I have no idea what flamewars have been going on in comp.lang.dylan,
as it's the first time I set foot here, so FWIW, here's what I think:

1. The Dylan case is different. It was supposed to have 2 syntaxes.
2. I was not excited about the Dylan effort when it came out, as it the
main motivation was to create a new language for some Apple palmtop,
and this consumed resources that could have been used to improve CL (it
could be argued that it was an `improved Scheme' but how about
supporting EULisp instead?).
3. CMU shuts down CMUCL and starts to work on Dylan. Bad
3. Apple decides to drop the Lisp syntax. Bad.
4. Apple drops Dylan.
5. Open Source community embraces Dylan. Great. Multimethods to the
mainstream.

The question is: what prevents you now from to going back to the
original idea?
[.I'm sorry, if I was funded to spend time myself in creating a Lisp
frontend
for something, it would be for Cecil. If CLOS were too heavy for
something,
there's much more to gain over there. And good prototype-based dialect
would
be a more interesting addition to the Lisp family.]

Regards,

--
Fernando D. Mato Mira
Real-Time SW Eng & Networking
Advanced Systems Engineering Division
CSEM
Jaquet-Droz 1 email: matomira AT acm DOT org
CH-2007 Neuchatel tel: +41 (32) 720-5157
Switzerland FAX: +41 (32) 720-5720

www.csem.ch www.vrai.com ligwww.epfl.ch/matomira.html
OO (was: Why is tcl broken?) [ In reply to ]
Klaus Schilling wrote:
>
> "Tim Peters" <tim_one@email.msn.com> writes:
> > OK! Now we know the answer Fernando is looking for: Tcl is fatally broken
> > because its syntax differs from Lisp's <0.9 wink>.
>
> Infix syntax is junk.

The quality of discussion on comp.lang.python is going up by leaps and
bounds, I see. :)

Whitespace-eating-nanoviruses-are-junk-ly yours,

Martijn
OO (was: Why is tcl broken?) [ In reply to ]
In article <3764F3FE.F7CBE6BA@acm.org>, Fernando D. Mato Mira
<matomira@acm.org> writes
>Klaus Schilling wrote:
>
>> Prefix rocks, infix is crap.
>
>Wow, wow, wow. Let's not go there..
postfix, prefix, infix etc etc are isosemantic


--
tree searching-ly yrs Robin Becker
OO (was: Why is tcl broken?) [ In reply to ]
Klaus Schilling wrote:

> Prefix rocks, infix is crap.

Wow, wow, wow. Let's not go there..

--
Fernando D. Mato Mira
Real-Time SW Eng & Networking
Advanced Systems Engineering Division
CSEM
Jaquet-Droz 1 email: matomira AT acm DOT org
CH-2007 Neuchatel tel: +41 (32) 720-5157
Switzerland FAX: +41 (32) 720-5720

www.csem.ch www.vrai.com ligwww.epfl.ch/matomira.html
OO (was: Why is tcl broken?) [ In reply to ]
Robin Becker wrote:

> postfix, prefix, infix etc etc are isosemantic

Yup. But the deal is to be able to write a parser in an hour (say, in
1950something), and
be setup until the next comet hits the Earth.

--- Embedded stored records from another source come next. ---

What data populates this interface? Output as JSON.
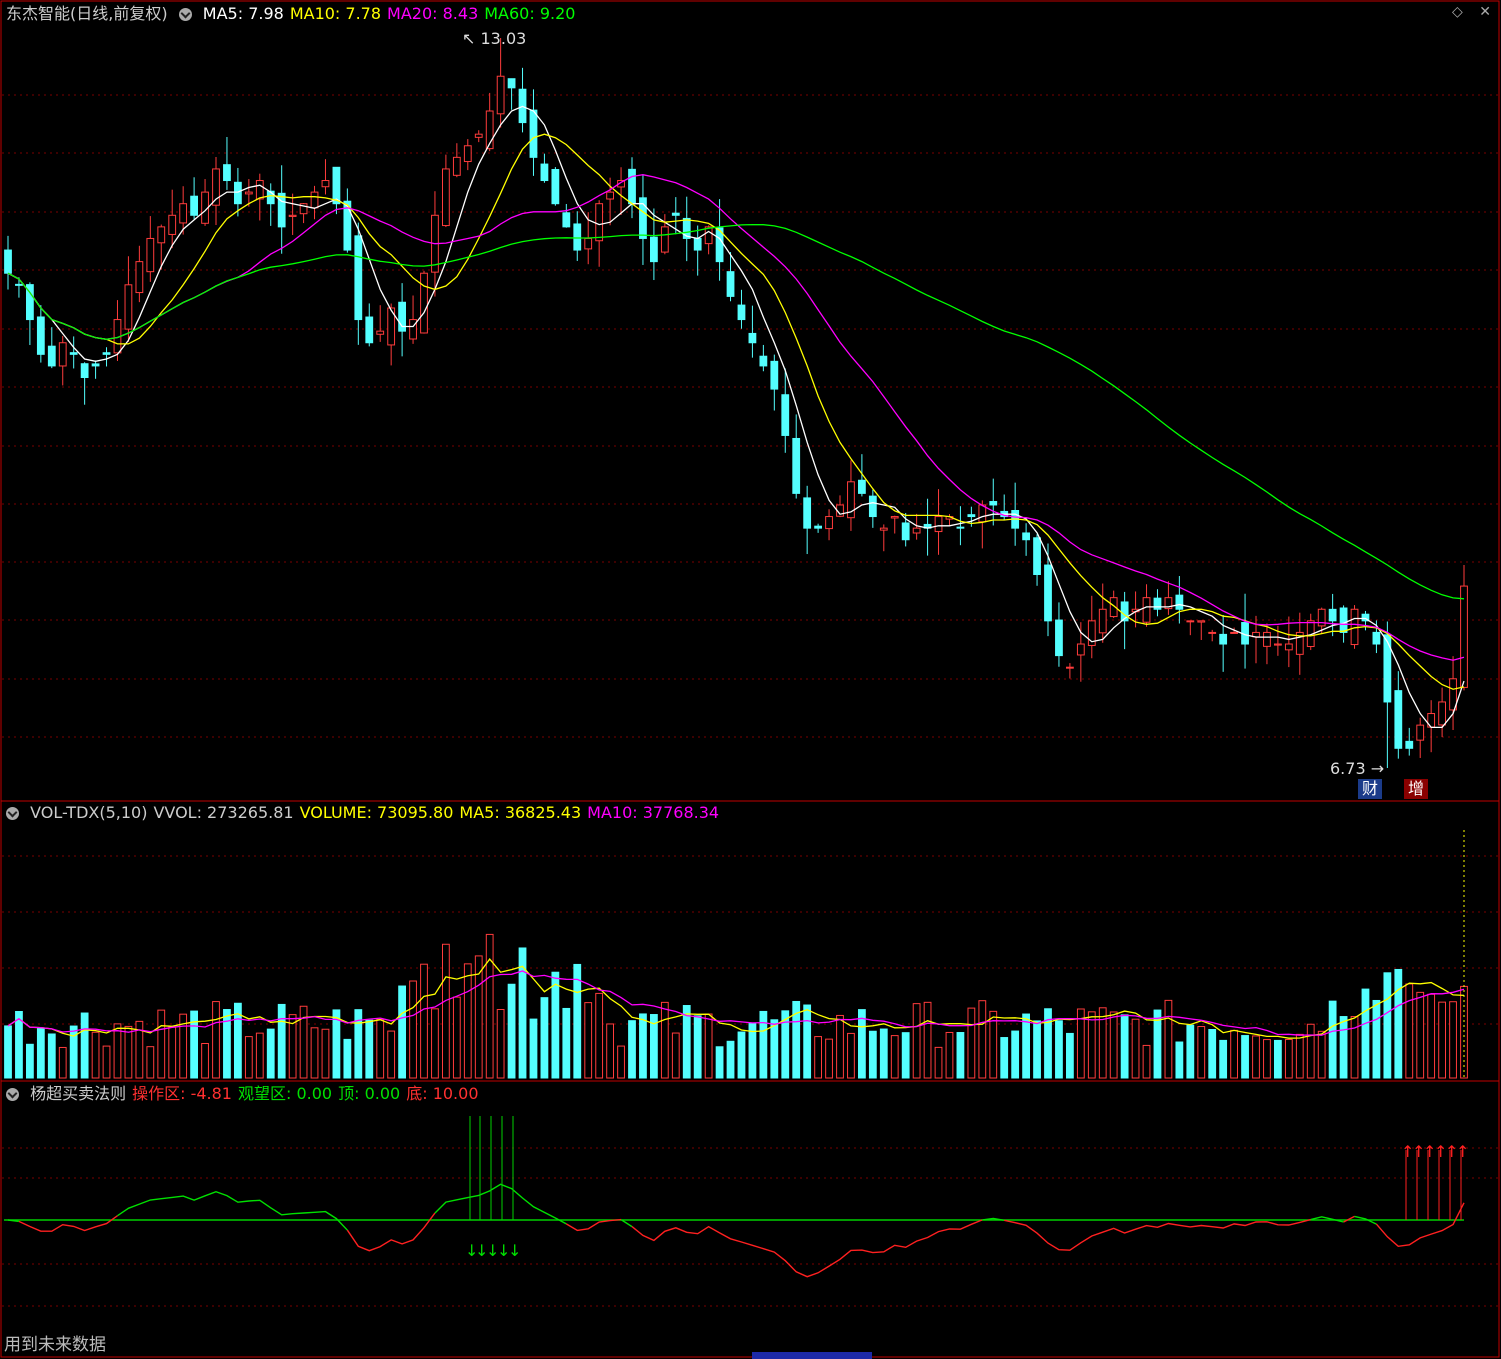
{
  "stock": {
    "name": "东杰智能",
    "period": "(日线,前复权)"
  },
  "price_panel": {
    "ma_labels": [
      {
        "label": "MA5: 7.98",
        "color": "#ffffff"
      },
      {
        "label": "MA10: 7.78",
        "color": "#ffff00"
      },
      {
        "label": "MA20: 8.43",
        "color": "#ff00ff"
      },
      {
        "label": "MA60: 9.20",
        "color": "#00ff00"
      }
    ],
    "high_label": "13.03",
    "low_label": "6.73",
    "badge_cai": "财",
    "badge_zeng": "增"
  },
  "volume_panel": {
    "labels": [
      {
        "label": "VOL-TDX(5,10)",
        "color": "#cccccc"
      },
      {
        "label": "VVOL: 273265.81",
        "color": "#cccccc"
      },
      {
        "label": "VOLUME: 73095.80",
        "color": "#ffff00"
      },
      {
        "label": "MA5: 36825.43",
        "color": "#ffff00"
      },
      {
        "label": "MA10: 37768.34",
        "color": "#ff00ff"
      }
    ]
  },
  "indicator_panel": {
    "labels": [
      {
        "label": "杨超买卖法则",
        "color": "#cccccc"
      },
      {
        "label": "操作区: -4.81",
        "color": "#ff3030"
      },
      {
        "label": "观望区: 0.00",
        "color": "#00e000"
      },
      {
        "label": "顶: 0.00",
        "color": "#00e000"
      },
      {
        "label": "底: 10.00",
        "color": "#ff3030"
      }
    ]
  },
  "footer": {
    "text": "用到未来数据"
  },
  "window_icons": [
    "diamond-icon",
    "close-icon"
  ],
  "colors": {
    "up": "#ff3c3c",
    "down": "#54ffff",
    "grid": "#7a0000",
    "border": "#c00000"
  },
  "chart_data": [
    {
      "type": "candlestick",
      "series": [
        {
          "name": "MA5",
          "values": [
            7.98
          ]
        },
        {
          "name": "MA10",
          "values": [
            7.78
          ]
        },
        {
          "name": "MA20",
          "values": [
            8.43
          ]
        },
        {
          "name": "MA60",
          "values": [
            9.2
          ]
        }
      ],
      "annotations": [
        {
          "text": "13.03",
          "kind": "high"
        },
        {
          "text": "6.73",
          "kind": "low"
        }
      ],
      "price_path": [
        11.0,
        10.9,
        10.6,
        10.3,
        10.2,
        10.4,
        10.3,
        10.1,
        10.2,
        10.3,
        10.6,
        10.9,
        11.1,
        11.3,
        11.4,
        11.5,
        11.6,
        11.5,
        11.7,
        11.9,
        11.8,
        11.6,
        11.7,
        11.8,
        11.6,
        11.4,
        11.5,
        11.6,
        11.7,
        11.8,
        11.6,
        11.2,
        10.6,
        10.4,
        10.5,
        10.7,
        10.5,
        10.6,
        11.0,
        11.5,
        11.9,
        12.0,
        12.1,
        12.2,
        12.4,
        12.7,
        12.6,
        12.3,
        12.0,
        11.8,
        11.6,
        11.4,
        11.2,
        11.3,
        11.6,
        11.7,
        11.8,
        11.6,
        11.3,
        11.1,
        11.4,
        11.5,
        11.3,
        11.2,
        11.4,
        11.1,
        10.8,
        10.6,
        10.4,
        10.2,
        10.0,
        9.6,
        9.1,
        8.8,
        8.8,
        8.9,
        9.0,
        9.2,
        9.1,
        8.9,
        8.8,
        8.9,
        8.7,
        8.8,
        8.8,
        8.9,
        8.9,
        8.8,
        8.9,
        9.0,
        9.0,
        8.9,
        8.8,
        8.7,
        8.4,
        8.0,
        7.7,
        7.6,
        7.8,
        8.0,
        8.1,
        8.2,
        8.0,
        8.1,
        8.2,
        8.1,
        8.2,
        8.1,
        8.0,
        8.0,
        7.9,
        7.8,
        7.9,
        7.8,
        7.9,
        7.9,
        7.8,
        7.8,
        7.9,
        8.0,
        8.1,
        8.0,
        7.9,
        8.1,
        8.0,
        7.8,
        7.3,
        6.9,
        6.9,
        7.1,
        7.2,
        7.3,
        7.5,
        8.3
      ]
    },
    {
      "type": "bar",
      "series": [
        {
          "name": "VOLUME",
          "values": [
            73095.8
          ]
        },
        {
          "name": "MA5",
          "values": [
            36825.43
          ]
        },
        {
          "name": "MA10",
          "values": [
            37768.34
          ]
        }
      ]
    },
    {
      "type": "line",
      "series": [
        {
          "name": "操作区",
          "values": [
            -4.81
          ]
        },
        {
          "name": "观望区",
          "values": [
            0.0
          ]
        },
        {
          "name": "顶",
          "values": [
            0.0
          ]
        },
        {
          "name": "底",
          "values": [
            10.0
          ]
        }
      ]
    }
  ]
}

Not to mention how invaluable it is not to waste the mandatory compiler
course with the unnecessary half of the `Dragon book'.

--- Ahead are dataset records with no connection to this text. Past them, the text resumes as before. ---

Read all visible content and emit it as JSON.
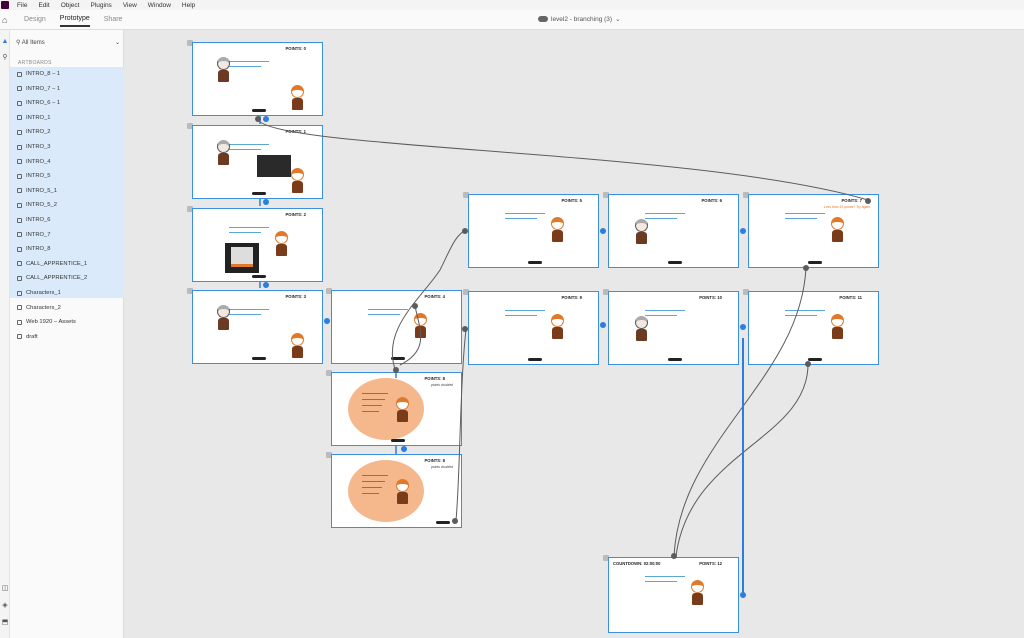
{
  "menu": [
    "File",
    "Edit",
    "Object",
    "Plugins",
    "View",
    "Window",
    "Help"
  ],
  "modes": [
    {
      "label": "Design",
      "active": false
    },
    {
      "label": "Prototype",
      "active": true
    },
    {
      "label": "Share",
      "active": false
    }
  ],
  "document_title": "level2 - branching (3)",
  "layers": {
    "filter": "All Items",
    "section": "ARTBOARDS",
    "items": [
      "INTRO_8 – 1",
      "INTRO_7 – 1",
      "INTRO_6 – 1",
      "INTRO_1",
      "INTRO_2",
      "INTRO_3",
      "INTRO_4",
      "INTRO_5",
      "INTRO_5_1",
      "INTRO_5_2",
      "INTRO_6",
      "INTRO_7",
      "INTRO_8",
      "CALL_APPRENTICE_1",
      "CALL_APPRENTICE_2",
      "Characters_1",
      "Characters_2",
      "Web 1920 – Assets",
      "draft"
    ]
  },
  "artboards": {
    "a0": {
      "points": "POINTS: 0"
    },
    "a1": {
      "points": "POINTS: 1"
    },
    "a2": {
      "points": "POINTS: 2"
    },
    "a3": {
      "points": "POINTS: 3"
    },
    "a4": {
      "points": "POINTS: 4"
    },
    "a5": {
      "points": "POINTS: 5"
    },
    "a6": {
      "points": "POINTS: 6"
    },
    "a7": {
      "points": "POINTS: 7",
      "sub": "Less than 15 points? Try again"
    },
    "a8": {
      "points": "POINTS: 8",
      "sub": "points doubled"
    },
    "a9": {
      "points": "POINTS: 9"
    },
    "a10": {
      "points": "POINTS: 10"
    },
    "a11": {
      "points": "POINTS: 11"
    },
    "a12": {
      "points": "POINTS: 12",
      "countdown": "COUNTDOWN: 02:00:00"
    },
    "a8b": {
      "points": "POINTS: 8",
      "sub": "points doubled"
    }
  },
  "colors": {
    "accent_blue": "#2b7de0",
    "wire_gray": "#5c5c5c",
    "bubble": "#f5b88d",
    "character_orange": "#e07a2a",
    "character_brown": "#7a3b1a",
    "selection": "#dbeafa"
  },
  "icons": [
    "home-icon",
    "select-icon",
    "zoom-icon",
    "cloud-icon",
    "chevron-down-icon",
    "search-icon",
    "artboard-icon"
  ]
}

And when infix goes wild, a LOT of dollars go down the drain (the one
with a bug-free C++ frontend please raise your hand!).

--
Fernando D. Mato Mira
Real-Time SW Eng & Networking
Advanced Systems Engineering Division
CSEM
Jaquet-Droz 1 email: matomira AT acm DOT org
CH-2007 Neuchatel tel: +41 (32) 720-5157
Switzerland FAX: +41 (32) 720-5720

www.csem.ch www.vrai.com ligwww.epfl.ch/matomira.html
OO (was: Why is tcl broken?) [ In reply to ]
> Prefix rocks, infix is crap.

(think I (meant you (and (rocks prefix) (is-crap infix))))

Stig Hemmer,
Jack of a Few Trades.
OO (was: Why is tcl broken?) [ In reply to ]
In article <87pv2zjhhl.fsf@home.ivm.de>, Klaus Schilling
<Klaus.Schilling@home.ivm.de> wrote:


>Prefix rocks, infix is crap.

No, you mean:

Rocks prefix? Is infix crap?

James McCartney asynth <at> io <dot> com
OO (was: Why is tcl broken?) [ In reply to ]
On 14 Jun 1999 21:31:47 +0200, Stig Hemmer wrote:
>> Prefix rocks, infix is crap.

>(think I (meant you (and (rocks prefix) (is-crap infix))))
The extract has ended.